Situado entre a primeira e a segunda guerra, Misto-quente é uma obra bem crítica destes tempos conturbados. Além de muito divertido, há algumas coisas entre suas linhas que antes não havia percebido ou dado atenção. A forma como Buk aborda a guerra e o american way of life, propagado por todos os lados, inclusive a escola, são incríveis. Ainda mais se for levado em consideração a geração da qual provinha Charles Bukowski. E a imagem do modo de vida americano ganha corpo em seu pai, sujeito mesquinho, bronco e estúpido, e se ainda não basta, acreditava que a simples vontade humana dá conta dos desafios da vida.
A primeira vez que eu e minha irmã lemos o livro nos identificamos no ato com o “fantasma alemão”. Nascemos aqui nesta cidadezinha cheia de descendentes de povos de língua alemã, e muitos certamente receberam uma educação semelhante a descrita no livro. A parte de não deixar o filho brincar na rua para não “parecer pobre”, ou uma educação pautada no castigo e na inflexão, uma rigidez cada vez maior para “corrigir-se” a criança. Além do fator que é algo esquisito crescer ouvindo pessoas falando sobre a Alemanha como se fosse o céu, e coisas do tipo. Talvez pouca gente saiba, mas o índice de suicídios é altíssimo na região do vale do Itajaí. Brincamos falando o quão “positiva” é esta educação prussiana que gera um bando de doidos, alcoólatras, pessoas frias que acreditam na Alemanha como lugar ideal (até hoje).
A década de 1930 foi toda marcada pelo forte desemprego nos EUA. Foi uma crise tão forte que levou a uma total descrença do capitalismo, dai o fortalecimento do ideário comunista e principalmente nazifascista, pois além de anticapitalista era também anticomunista. E fica nítida a hipocrisia de seus colegas de faculdade, especialmente o boa-pinta queridinho do campus, que fazia todo seu discurso contra os nazis, mas não se negaria a colaborar caso “eles ganhassem”. Faz muito sentido se lembrarmos que os mesmos Estados Unidos que se propunham como soldados da liberdade contra o nazismo, não evitavam em continuar com sua color line, distinguindo espaços para negros em brancos (isso mesmo, como na África do Sul e seu apartheid).
Como forte “herdeiro” de John Fante, Bukowski não poderia deixar de trazer recortes da vida que pulsa nas ruas.
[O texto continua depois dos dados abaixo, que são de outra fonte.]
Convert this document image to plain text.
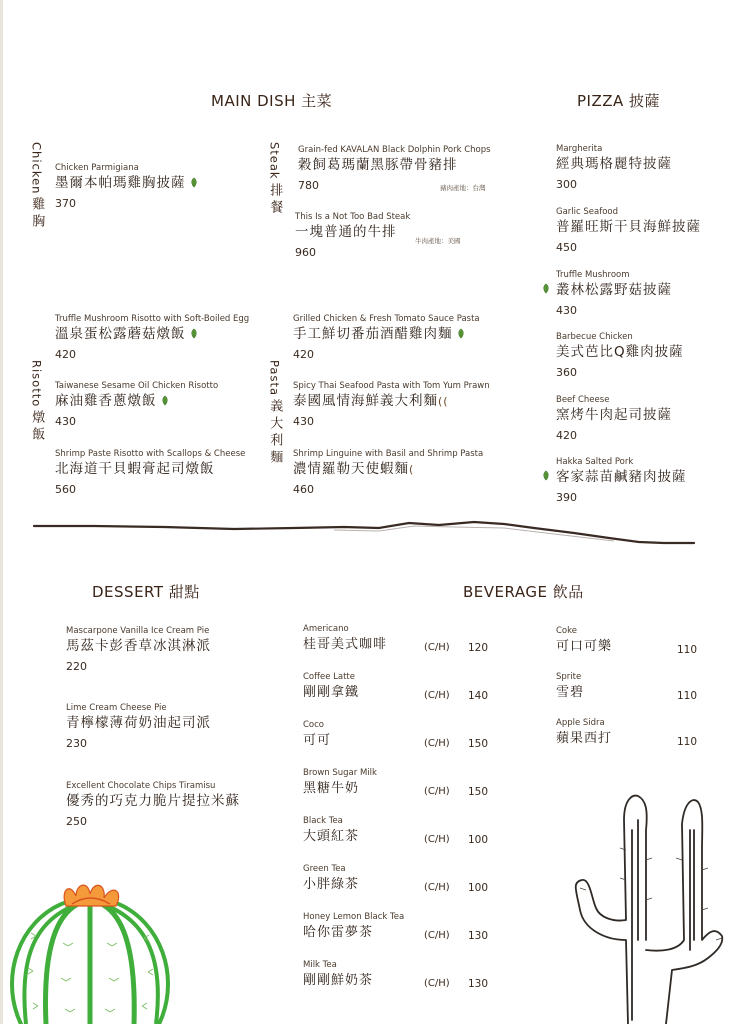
MAIN DISH 主菜	PIZZA 披薩
DESSERT 甜點	BEVERAGE 飲品
Chicken
雞胸
Steak
排餐
Risotto
燉飯
Pasta
義大利麵
Chicken Parmigiana
墨爾本帕瑪雞胸披薩
370
Grain-fed KAVALAN Black Dolphin Pork Chops
穀飼葛瑪蘭黑豚帶骨豬排
780	豬肉產地：台灣
This Is a Not Too Bad Steak
一塊普通的牛排
960
牛肉產地：美國
Truffle Mushroom Risotto with Soft-Boiled Egg
溫泉蛋松露蘑菇燉飯
420
Taiwanese Sesame Oil Chicken Risotto
麻油雞香蔥燉飯
430
Shrimp Paste Risotto with Scallops & Cheese
北海道干貝蝦膏起司燉飯
560
Grilled Chicken & Fresh Tomato Sauce Pasta
手工鮮切番茄酒醋雞肉麵
420
Spicy Thai Seafood Pasta with Tom Yum Prawn
泰國風情海鮮義大利麵((
430
Shrimp Linguine with Basil and Shrimp Pasta
濃情羅勒天使蝦麵(
460
Margherita
經典瑪格麗特披薩
300
Garlic Seafood
普羅旺斯干貝海鮮披薩
450
Truffle Mushroom
叢林松露野菇披薩
430
Barbecue Chicken
美式芭比Q雞肉披薩
360
Beef Cheese
窯烤牛肉起司披薩
420
Hakka Salted Pork
客家蒜苗鹹豬肉披薩
390
Mascarpone Vanilla Ice Cream Pie
馬茲卡彭香草冰淇淋派
220
Lime Cream Cheese Pie
青檸檬薄荷奶油起司派
230
Excellent Chocolate Chips Tiramisu
優秀的巧克力脆片提拉米蘇
250
Americano
桂哥美式咖啡	(C/H) 120
Coffee Latte
剛剛拿鐵	(C/H) 140
Coco
可可	(C/H) 150
Brown Sugar Milk
黑糖牛奶	(C/H) 150
Black Tea
大頭紅茶	(C/H) 100
Green Tea
小胖綠茶	(C/H) 100
Honey Lemon Black Tea
哈你雷夢茶	(C/H) 130
Milk Tea
剛剛鮮奶茶	(C/H) 130
Coke
可口可樂	110
Sprite
雪碧	110
Apple Sidra
蘋果西打	110
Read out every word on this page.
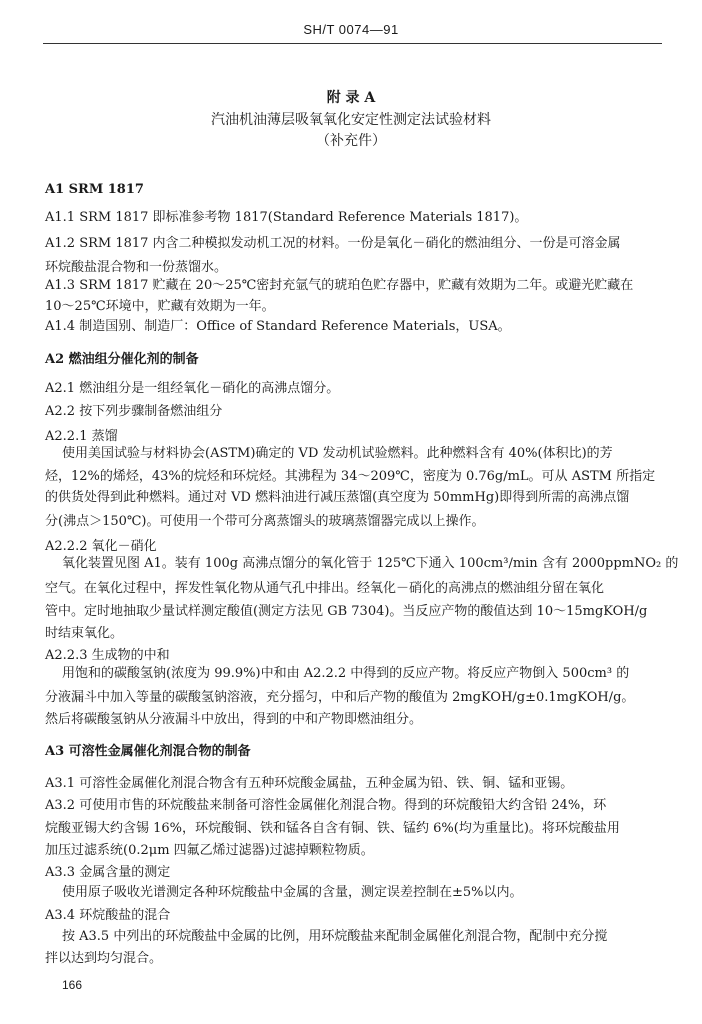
SH/T 0074—91
附 录 A
汽油机油薄层吸氧氧化安定性测定法试验材料
（补充件）
A1 SRM 1817
A1.1 SRM 1817 即标准参考物 1817(Standard Reference Materials 1817)。
A1.2 SRM 1817 内含二种模拟发动机工况的材料。一份是氧化－硝化的燃油组分、一份是可溶金属
环烷酸盐混合物和一份蒸馏水。
A1.3 SRM 1817 贮藏在 20～25℃密封充氩气的琥珀色贮存器中，贮藏有效期为二年。或避光贮藏在
10～25℃环境中，贮藏有效期为一年。
A1.4 制造国别、制造厂：Office of Standard Reference Materials，USA。
A2 燃油组分催化剂的制备
A2.1 燃油组分是一组经氧化－硝化的高沸点馏分。
A2.2 按下列步骤制备燃油组分
A2.2.1 蒸馏
使用美国试验与材料协会(ASTM)确定的 VD 发动机试验燃料。此种燃料含有 40%(体积比)的芳
烃，12%的烯烃，43%的烷烃和环烷烃。其沸程为 34～209℃，密度为 0.76g/mL。可从 ASTM 所指定
的供货处得到此种燃料。通过对 VD 燃料油进行减压蒸馏(真空度为 50mmHg)即得到所需的高沸点馏
分(沸点＞150℃)。可使用一个带可分离蒸馏头的玻璃蒸馏器完成以上操作。
A2.2.2 氧化－硝化
氧化装置见图 A1。装有 100g 高沸点馏分的氧化管于 125℃下通入 100cm³/min 含有 2000ppmNO₂ 的
空气。在氧化过程中，挥发性氧化物从通气孔中排出。经氧化－硝化的高沸点的燃油组分留在氧化
管中。定时地抽取少量试样测定酸值(测定方法见 GB 7304)。当反应产物的酸值达到 10～15mgKOH/g
时结束氧化。
A2.2.3 生成物的中和
用饱和的碳酸氢钠(浓度为 99.9%)中和由 A2.2.2 中得到的反应产物。将反应产物倒入 500cm³ 的
分液漏斗中加入等量的碳酸氢钠溶液，充分摇匀，中和后产物的酸值为 2mgKOH/g±0.1mgKOH/g。
然后将碳酸氢钠从分液漏斗中放出，得到的中和产物即燃油组分。
A3 可溶性金属催化剂混合物的制备
A3.1 可溶性金属催化剂混合物含有五种环烷酸金属盐，五种金属为铅、铁、铜、锰和亚锡。
A3.2 可使用市售的环烷酸盐来制备可溶性金属催化剂混合物。得到的环烷酸铅大约含铅 24%，环
烷酸亚锡大约含锡 16%，环烷酸铜、铁和锰各自含有铜、铁、锰约 6%(均为重量比)。将环烷酸盐用
加压过滤系统(0.2μm 四氟乙烯过滤器)过滤掉颗粒物质。
A3.3 金属含量的测定
使用原子吸收光谱测定各种环烷酸盐中金属的含量，测定误差控制在±5%以内。
A3.4 环烷酸盐的混合
按 A3.5 中列出的环烷酸盐中金属的比例，用环烷酸盐来配制金属催化剂混合物，配制中充分搅
拌以达到均匀混合。
166
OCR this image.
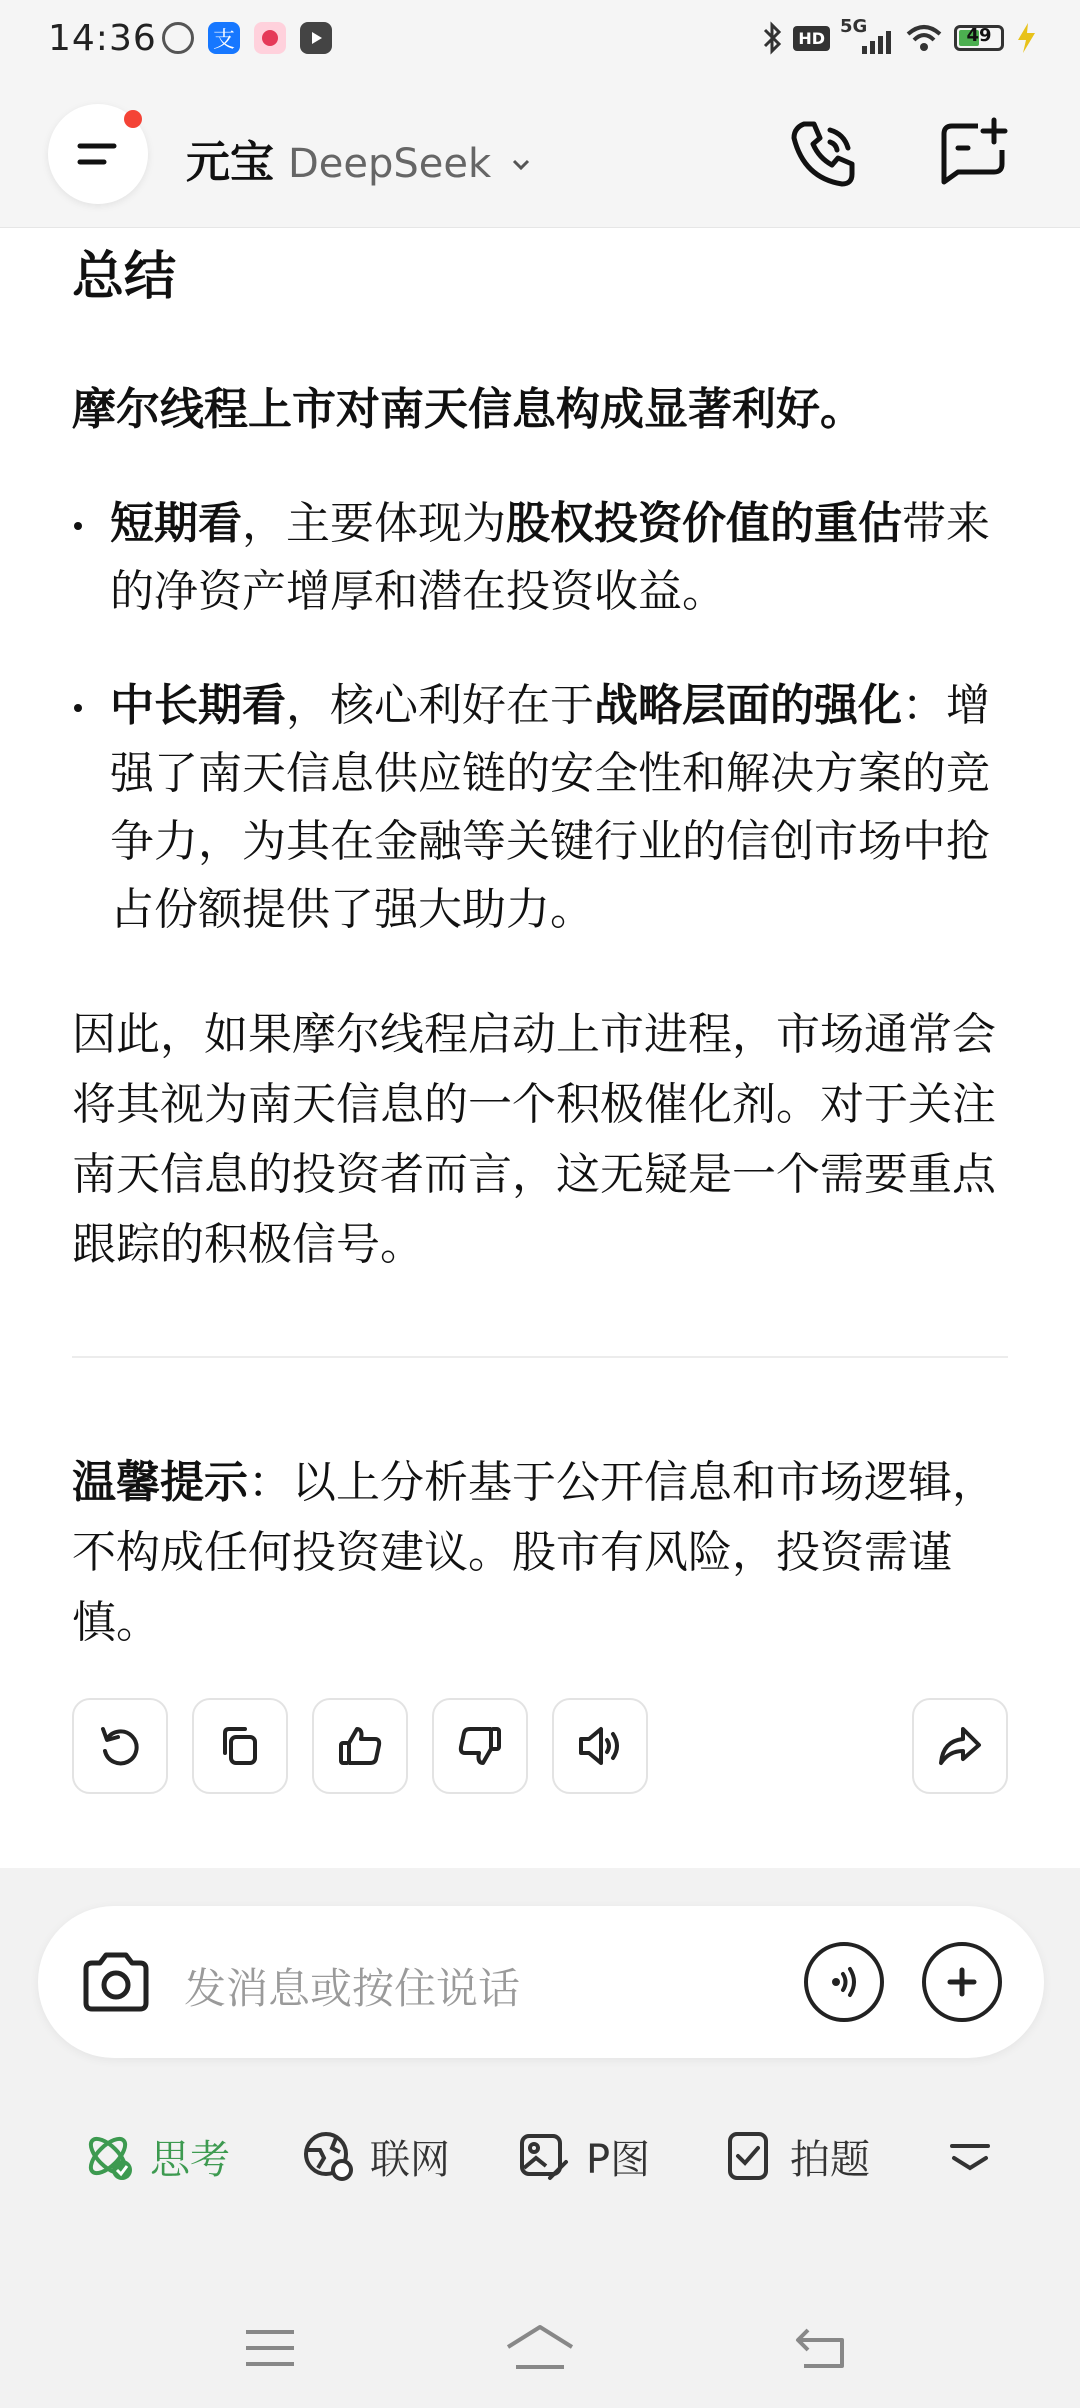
14:36	支	HD
5G	49
元宝 DeepSeek
总结
摩尔线程上市对南天信息构成显著利好。
短期看，主要体现为股权投资价值的重估带来的净资产增厚和潜在投资收益。
中长期看，核心利好在于战略层面的强化：增强了南天信息供应链的安全性和解决方案的竞争力，为其在金融等关键行业的信创市场中抢占份额提供了强大助力。
因此，如果摩尔线程启动上市进程，市场通常会将其视为南天信息的一个积极催化剂。对于关注南天信息的投资者而言，这无疑是一个需要重点跟踪的积极信号。
温馨提示：以上分析基于公开信息和市场逻辑，不构成任何投资建议。股市有风险，投资需谨慎。
发消息或按住说话
思考	联网	P图	拍题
Vida esta que é manchada de sangue, suor e com cheiro de bebida alcoólica. Toda aquela gente com sua sobre vida, procurando formas de ganhar dinheiro e de gastar o mais devagar possível o pouco que tinham. Gente que usa de seu empenho e vontade, sem contando conseguir muito mais do que vencer aquele dia e preparar-se para o próximo que já se anuncia.
Ficaria curioso em saber qual a reação de todo um grupo de professores ao lerem esta obra. Este livro tem um pouco do efeito dos incompreendidos de Truffaut. Até porque escuto muita gente (professores ou não) dizendo como tem que ser feito, que a rigidez de antigamente deveria voltar, que hoje em dia está “virado”. Certamente Misto-quente não se resume à memórias de Charles Bukowski, mas é óbvio que seus escritos tem reflexos de suas experiências. E dai que percebemos que a escola funcionava do mesmo jeito que hoje em dia, só que agora temos computadores, celulares, tênis de marca e ar-condicionado. O teste de paciência é ainda o mesmo para os alunos, e o desagrado é o mesmo para o professores.
Com sua escrita fácil, que deixa nossos olhos correrem pelas páginas, Misto-quente é também uma das obras mais tocantes que já li que tratam da adolescência. Apesar de não ter tido acne vulgaris, também não fui nenhum sucesso, seja com garotas, esportes ou notas. Chinaski, assim como o Arturo Bandini de A caminho de Los Angeles, é um sujeito de espírito forte, é Deus, como é difícil ter espírito forte, como é custoso mantar-se um espírito livre!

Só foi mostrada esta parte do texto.